A son bord, Alain et Dominique les marins confirmés avec Philippe. Camille, Gérard et moi, les passagers.

Camille est « la » passagère d'exception. Camille, 19 ans, est autiste. Camille aime les virées en mer et sa mère, moi, victime d'un mal de mer récurent, suit, rassurée par l'assurance d'un amarinage promis.

La rencontre se fait à la Trinité sous une pluie battante. Camille a tout de suite adopté ses co-équipiers en les gratifiant d'une accolade. Elle ne parle pas. Elle observe et rapproche ses yeux des yeux des autres. Elle jette sa tête en arrière et rit. Nous découvrons le bateau. Camille s'agite, se balance d'un pied sur l'autre et me regarde anxieuse en triturant ses cheveux : - « Je veux plus ».

Mince alors ! Va falloir être convaincants. Je monte sur le bateau en touchant à tout et en proposant à Camille de toucher la coque, les cordages, les aubans. Puis avec l'aide de tous, Camille réussit à surmonter sa peur de franchir les quelques centimètres qui séparent le bateau du quai. Gagné !

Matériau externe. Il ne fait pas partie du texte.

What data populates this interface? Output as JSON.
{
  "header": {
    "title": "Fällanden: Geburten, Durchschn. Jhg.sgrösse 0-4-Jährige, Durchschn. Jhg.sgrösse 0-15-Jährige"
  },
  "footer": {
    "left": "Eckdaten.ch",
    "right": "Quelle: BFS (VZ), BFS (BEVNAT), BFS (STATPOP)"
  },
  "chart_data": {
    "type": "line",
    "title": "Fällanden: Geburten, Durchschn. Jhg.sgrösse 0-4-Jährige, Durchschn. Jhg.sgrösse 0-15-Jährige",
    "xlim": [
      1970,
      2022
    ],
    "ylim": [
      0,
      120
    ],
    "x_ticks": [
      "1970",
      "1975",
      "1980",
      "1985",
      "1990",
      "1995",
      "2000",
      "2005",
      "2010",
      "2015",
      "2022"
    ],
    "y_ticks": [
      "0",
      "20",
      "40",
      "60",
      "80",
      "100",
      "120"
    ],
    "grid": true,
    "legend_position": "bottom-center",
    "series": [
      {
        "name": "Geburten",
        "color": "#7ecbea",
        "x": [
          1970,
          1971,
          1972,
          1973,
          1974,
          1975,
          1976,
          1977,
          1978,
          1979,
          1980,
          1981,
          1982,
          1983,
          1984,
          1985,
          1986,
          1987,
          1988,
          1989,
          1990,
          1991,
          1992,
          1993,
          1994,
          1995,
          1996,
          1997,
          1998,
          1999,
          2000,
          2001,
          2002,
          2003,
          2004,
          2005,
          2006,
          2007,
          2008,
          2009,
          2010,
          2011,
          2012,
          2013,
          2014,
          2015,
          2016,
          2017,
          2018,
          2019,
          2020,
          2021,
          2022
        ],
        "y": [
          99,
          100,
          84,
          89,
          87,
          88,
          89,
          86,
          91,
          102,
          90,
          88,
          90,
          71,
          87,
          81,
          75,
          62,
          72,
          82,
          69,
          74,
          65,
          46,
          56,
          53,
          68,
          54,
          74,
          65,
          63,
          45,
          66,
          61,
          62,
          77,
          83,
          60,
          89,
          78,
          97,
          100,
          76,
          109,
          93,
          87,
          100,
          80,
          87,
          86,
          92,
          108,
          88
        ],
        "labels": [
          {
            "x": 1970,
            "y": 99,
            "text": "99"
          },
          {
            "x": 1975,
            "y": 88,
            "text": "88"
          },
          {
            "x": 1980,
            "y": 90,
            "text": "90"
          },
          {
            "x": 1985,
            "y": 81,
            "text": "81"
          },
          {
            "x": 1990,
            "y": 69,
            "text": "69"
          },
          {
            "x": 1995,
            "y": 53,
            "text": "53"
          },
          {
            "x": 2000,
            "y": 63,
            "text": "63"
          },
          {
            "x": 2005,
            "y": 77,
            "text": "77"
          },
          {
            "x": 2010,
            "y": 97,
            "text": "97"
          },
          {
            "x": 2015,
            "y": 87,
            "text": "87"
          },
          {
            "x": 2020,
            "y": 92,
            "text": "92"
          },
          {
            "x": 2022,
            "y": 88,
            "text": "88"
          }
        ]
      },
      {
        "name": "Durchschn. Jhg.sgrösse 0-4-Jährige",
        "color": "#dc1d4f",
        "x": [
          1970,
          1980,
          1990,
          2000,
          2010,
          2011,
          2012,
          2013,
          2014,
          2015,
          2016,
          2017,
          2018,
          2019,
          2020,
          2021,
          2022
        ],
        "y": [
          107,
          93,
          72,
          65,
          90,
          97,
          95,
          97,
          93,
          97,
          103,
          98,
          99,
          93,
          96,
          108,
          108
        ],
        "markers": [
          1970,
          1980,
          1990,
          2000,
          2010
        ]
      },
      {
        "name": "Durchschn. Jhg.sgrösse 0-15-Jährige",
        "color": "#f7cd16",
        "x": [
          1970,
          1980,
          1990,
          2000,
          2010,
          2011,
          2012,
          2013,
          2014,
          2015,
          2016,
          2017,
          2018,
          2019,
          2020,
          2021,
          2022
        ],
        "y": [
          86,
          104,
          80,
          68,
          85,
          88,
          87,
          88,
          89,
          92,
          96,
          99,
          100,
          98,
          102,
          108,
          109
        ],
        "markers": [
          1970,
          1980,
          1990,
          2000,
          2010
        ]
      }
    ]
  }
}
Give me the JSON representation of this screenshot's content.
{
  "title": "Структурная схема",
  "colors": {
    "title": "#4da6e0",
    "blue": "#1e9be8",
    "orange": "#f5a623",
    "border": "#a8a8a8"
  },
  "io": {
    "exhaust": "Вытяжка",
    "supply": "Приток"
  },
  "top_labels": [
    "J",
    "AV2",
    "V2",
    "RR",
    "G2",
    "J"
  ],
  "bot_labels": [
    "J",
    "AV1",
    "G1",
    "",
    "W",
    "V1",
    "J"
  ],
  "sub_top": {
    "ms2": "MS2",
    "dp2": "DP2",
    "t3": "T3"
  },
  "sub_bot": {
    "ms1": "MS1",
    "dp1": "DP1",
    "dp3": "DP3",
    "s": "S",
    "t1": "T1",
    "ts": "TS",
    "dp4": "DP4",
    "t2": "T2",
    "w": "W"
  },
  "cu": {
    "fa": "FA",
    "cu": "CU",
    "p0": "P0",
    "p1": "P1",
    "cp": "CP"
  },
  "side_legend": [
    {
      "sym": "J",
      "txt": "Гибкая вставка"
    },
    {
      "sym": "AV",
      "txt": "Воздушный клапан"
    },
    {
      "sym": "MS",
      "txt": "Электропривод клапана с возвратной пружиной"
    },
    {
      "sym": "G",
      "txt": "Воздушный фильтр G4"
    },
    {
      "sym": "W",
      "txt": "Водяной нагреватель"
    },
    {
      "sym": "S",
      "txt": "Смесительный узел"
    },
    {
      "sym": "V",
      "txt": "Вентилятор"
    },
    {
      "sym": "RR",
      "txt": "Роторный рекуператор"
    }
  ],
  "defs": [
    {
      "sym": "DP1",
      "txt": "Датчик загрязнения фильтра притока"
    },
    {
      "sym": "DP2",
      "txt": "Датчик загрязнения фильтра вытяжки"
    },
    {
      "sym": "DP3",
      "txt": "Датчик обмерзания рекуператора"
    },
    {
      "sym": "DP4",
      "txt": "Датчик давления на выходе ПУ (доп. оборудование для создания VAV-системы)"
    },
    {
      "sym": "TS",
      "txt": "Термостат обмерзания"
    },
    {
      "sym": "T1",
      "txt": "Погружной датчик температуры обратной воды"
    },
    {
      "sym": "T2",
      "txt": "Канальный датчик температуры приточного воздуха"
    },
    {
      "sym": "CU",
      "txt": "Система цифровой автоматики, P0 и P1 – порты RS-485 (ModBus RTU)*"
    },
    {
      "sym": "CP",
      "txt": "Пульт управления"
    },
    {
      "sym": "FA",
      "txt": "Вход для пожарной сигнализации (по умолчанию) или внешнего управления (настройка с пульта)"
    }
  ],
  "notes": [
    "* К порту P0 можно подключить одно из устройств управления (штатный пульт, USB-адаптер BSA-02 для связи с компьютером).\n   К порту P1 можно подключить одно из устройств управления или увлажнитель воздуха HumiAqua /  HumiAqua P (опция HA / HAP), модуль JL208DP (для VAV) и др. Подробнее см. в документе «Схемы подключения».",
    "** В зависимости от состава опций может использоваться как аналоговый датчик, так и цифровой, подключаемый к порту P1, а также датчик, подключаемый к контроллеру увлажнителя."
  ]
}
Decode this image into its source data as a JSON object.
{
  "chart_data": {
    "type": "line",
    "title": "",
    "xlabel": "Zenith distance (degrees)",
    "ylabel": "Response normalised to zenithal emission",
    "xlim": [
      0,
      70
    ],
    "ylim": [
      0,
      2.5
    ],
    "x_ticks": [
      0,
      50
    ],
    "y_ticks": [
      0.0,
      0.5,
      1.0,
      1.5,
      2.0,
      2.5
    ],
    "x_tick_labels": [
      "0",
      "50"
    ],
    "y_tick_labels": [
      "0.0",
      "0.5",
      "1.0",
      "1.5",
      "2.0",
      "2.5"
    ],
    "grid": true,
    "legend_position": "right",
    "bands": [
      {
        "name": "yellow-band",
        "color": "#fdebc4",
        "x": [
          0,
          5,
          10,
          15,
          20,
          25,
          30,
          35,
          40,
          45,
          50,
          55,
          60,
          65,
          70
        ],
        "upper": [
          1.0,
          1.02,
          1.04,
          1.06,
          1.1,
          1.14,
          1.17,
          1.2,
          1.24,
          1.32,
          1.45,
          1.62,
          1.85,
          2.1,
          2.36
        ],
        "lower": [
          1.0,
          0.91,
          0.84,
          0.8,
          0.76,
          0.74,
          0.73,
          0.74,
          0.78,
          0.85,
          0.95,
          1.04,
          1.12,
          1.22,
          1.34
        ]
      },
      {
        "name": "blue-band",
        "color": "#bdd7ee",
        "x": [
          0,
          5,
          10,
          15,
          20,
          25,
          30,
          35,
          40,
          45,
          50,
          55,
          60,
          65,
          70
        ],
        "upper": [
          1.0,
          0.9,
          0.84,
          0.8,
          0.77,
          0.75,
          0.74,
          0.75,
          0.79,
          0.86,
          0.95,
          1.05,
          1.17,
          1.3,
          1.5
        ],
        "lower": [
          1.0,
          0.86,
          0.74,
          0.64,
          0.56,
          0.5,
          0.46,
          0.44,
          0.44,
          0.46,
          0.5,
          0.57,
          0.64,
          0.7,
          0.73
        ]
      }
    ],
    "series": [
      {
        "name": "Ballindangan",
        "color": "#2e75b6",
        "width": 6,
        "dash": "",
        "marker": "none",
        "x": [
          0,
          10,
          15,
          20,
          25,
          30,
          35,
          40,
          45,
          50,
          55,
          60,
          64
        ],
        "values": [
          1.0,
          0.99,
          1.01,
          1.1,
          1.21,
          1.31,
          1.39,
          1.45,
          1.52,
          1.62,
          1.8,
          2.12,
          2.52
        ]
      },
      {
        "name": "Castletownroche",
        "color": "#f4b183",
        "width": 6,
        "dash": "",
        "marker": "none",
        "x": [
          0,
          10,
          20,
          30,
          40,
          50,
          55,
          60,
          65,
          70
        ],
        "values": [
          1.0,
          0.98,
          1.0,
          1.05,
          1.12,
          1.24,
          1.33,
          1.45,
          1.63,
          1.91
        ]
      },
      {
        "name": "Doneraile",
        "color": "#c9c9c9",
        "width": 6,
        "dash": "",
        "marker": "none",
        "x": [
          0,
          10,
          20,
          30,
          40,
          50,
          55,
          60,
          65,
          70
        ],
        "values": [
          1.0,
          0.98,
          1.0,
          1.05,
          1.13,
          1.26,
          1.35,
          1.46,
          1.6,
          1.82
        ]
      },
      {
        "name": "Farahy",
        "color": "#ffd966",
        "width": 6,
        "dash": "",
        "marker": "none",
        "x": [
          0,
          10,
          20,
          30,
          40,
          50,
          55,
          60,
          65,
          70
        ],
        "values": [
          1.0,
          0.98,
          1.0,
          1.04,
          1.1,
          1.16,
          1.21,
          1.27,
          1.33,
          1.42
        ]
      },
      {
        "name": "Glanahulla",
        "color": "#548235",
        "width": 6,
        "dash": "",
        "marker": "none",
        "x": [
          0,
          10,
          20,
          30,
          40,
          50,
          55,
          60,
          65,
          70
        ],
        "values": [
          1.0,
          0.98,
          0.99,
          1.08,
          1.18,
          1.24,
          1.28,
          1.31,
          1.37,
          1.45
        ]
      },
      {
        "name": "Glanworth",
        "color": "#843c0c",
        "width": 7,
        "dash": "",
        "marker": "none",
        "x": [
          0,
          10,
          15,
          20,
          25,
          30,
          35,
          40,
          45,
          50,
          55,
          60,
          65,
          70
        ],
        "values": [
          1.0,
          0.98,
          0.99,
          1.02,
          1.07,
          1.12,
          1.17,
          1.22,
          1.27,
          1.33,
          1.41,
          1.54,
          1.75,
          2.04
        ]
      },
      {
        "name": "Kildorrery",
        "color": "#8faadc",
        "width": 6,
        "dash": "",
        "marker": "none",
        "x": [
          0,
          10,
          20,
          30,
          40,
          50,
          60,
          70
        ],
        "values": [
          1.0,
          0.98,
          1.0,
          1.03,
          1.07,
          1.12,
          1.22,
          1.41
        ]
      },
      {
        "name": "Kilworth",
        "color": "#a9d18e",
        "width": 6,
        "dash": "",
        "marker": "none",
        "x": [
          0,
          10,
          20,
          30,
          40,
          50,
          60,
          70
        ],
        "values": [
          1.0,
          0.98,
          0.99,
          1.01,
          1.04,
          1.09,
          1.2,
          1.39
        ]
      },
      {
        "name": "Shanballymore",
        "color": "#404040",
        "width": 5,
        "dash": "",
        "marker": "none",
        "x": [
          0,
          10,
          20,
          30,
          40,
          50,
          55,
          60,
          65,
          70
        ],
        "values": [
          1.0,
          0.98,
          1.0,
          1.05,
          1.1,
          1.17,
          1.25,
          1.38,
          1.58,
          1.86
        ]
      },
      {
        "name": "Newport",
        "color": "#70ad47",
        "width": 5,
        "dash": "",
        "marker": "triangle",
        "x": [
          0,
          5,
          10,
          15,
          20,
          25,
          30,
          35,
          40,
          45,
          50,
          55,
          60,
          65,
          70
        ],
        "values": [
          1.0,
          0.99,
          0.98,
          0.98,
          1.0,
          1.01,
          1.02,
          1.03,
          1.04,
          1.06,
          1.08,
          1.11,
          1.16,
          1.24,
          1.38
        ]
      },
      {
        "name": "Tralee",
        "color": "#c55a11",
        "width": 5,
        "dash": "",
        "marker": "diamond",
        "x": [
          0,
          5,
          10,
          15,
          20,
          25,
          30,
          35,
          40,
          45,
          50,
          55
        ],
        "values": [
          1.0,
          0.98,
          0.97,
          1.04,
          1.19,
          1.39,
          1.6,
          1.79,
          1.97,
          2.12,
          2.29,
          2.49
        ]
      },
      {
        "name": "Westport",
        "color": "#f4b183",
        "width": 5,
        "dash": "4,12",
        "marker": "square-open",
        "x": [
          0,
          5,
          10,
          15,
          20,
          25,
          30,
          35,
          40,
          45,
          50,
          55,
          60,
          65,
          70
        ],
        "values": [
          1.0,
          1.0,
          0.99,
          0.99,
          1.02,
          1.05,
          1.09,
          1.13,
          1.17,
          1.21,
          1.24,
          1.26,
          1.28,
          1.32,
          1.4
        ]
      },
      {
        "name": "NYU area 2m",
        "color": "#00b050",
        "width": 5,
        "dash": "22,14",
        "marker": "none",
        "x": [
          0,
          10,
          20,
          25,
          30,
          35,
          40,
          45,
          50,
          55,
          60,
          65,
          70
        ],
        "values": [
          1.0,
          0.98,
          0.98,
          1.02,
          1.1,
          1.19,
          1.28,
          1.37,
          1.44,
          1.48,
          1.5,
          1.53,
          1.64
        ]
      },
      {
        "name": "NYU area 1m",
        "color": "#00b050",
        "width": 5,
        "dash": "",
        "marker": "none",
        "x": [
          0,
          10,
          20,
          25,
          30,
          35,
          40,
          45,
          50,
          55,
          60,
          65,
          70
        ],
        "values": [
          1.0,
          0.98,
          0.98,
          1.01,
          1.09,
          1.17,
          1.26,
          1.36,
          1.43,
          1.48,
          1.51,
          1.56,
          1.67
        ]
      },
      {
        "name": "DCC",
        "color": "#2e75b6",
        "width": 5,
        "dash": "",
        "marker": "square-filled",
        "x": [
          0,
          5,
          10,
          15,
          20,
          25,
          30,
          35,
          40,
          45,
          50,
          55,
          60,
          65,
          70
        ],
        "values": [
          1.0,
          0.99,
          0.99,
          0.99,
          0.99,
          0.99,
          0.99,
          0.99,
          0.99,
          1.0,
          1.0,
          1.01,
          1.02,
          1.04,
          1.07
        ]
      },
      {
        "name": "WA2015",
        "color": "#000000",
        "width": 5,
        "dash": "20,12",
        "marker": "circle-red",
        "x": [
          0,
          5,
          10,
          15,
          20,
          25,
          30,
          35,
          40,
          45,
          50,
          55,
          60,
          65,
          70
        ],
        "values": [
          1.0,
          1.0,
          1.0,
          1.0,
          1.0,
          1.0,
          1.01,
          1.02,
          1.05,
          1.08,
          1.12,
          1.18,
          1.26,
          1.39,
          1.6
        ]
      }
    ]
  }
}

Nuit et repas à bord. Promiscuité : attention danger ou pas ? Camille prend ses repères. Je lui ai montré où elle allait dormir. Elle est détendue. Tous ces messieurs attentifs à Camille sans trop en faire et sans rien me demander. Touchée. Encore gagné. Le lendemain, nous larguons les amarres pour une croisière de 4 jours pour Houedick, Houat, Belle Ile, Port Hallighen. Affaler, lofer, border, abattre, retirer un riz, tirer sur une drisse, naviguer au près ou grand largue, tenir le cap à 220, par vent de force 3 à 5, j'ai perdu le langage et mes repères, je ne comprends pas grand chose. Camille observera toutes les manœuvres au milieu de tous, à l'aise la plupart du temps, de la cabine à l'extérieur. Nous croiserons des dieux de la mer sur des bateaux en compétition sur « le Vent des Globes » et autres croisière de renom. Nous pêcherons des maquereaux... finalement.

Une frustration un matin au petit déjeuner où Camille mettra plusieurs heures à récupérer ? Même pas peur : les co-équipiers ne semblent ni importunés, ni inquiets ou en tout cas ils ne le montrent pas. Peut-être que la mer apprend à s'adapter aux éléments mouvants que l'on utilise plutôt que de lutter contre, et que la labilité d'humeur de Camille passe sur eux comme un « rien ». En tout cas, nous nous sentons acceptées.

Ce fut un super moment pour nous. Moi j'ai découvert un nouveau point de vue pour découvrir la Terre, la mer. Je ne sais pas dire ce que Camille a ressenti exactement car elle ne sait pas l'exprimer mais je crois qu'elle est prête à repartir.

 

*un OVNI est un modèle de bateau. Le notre : un 365.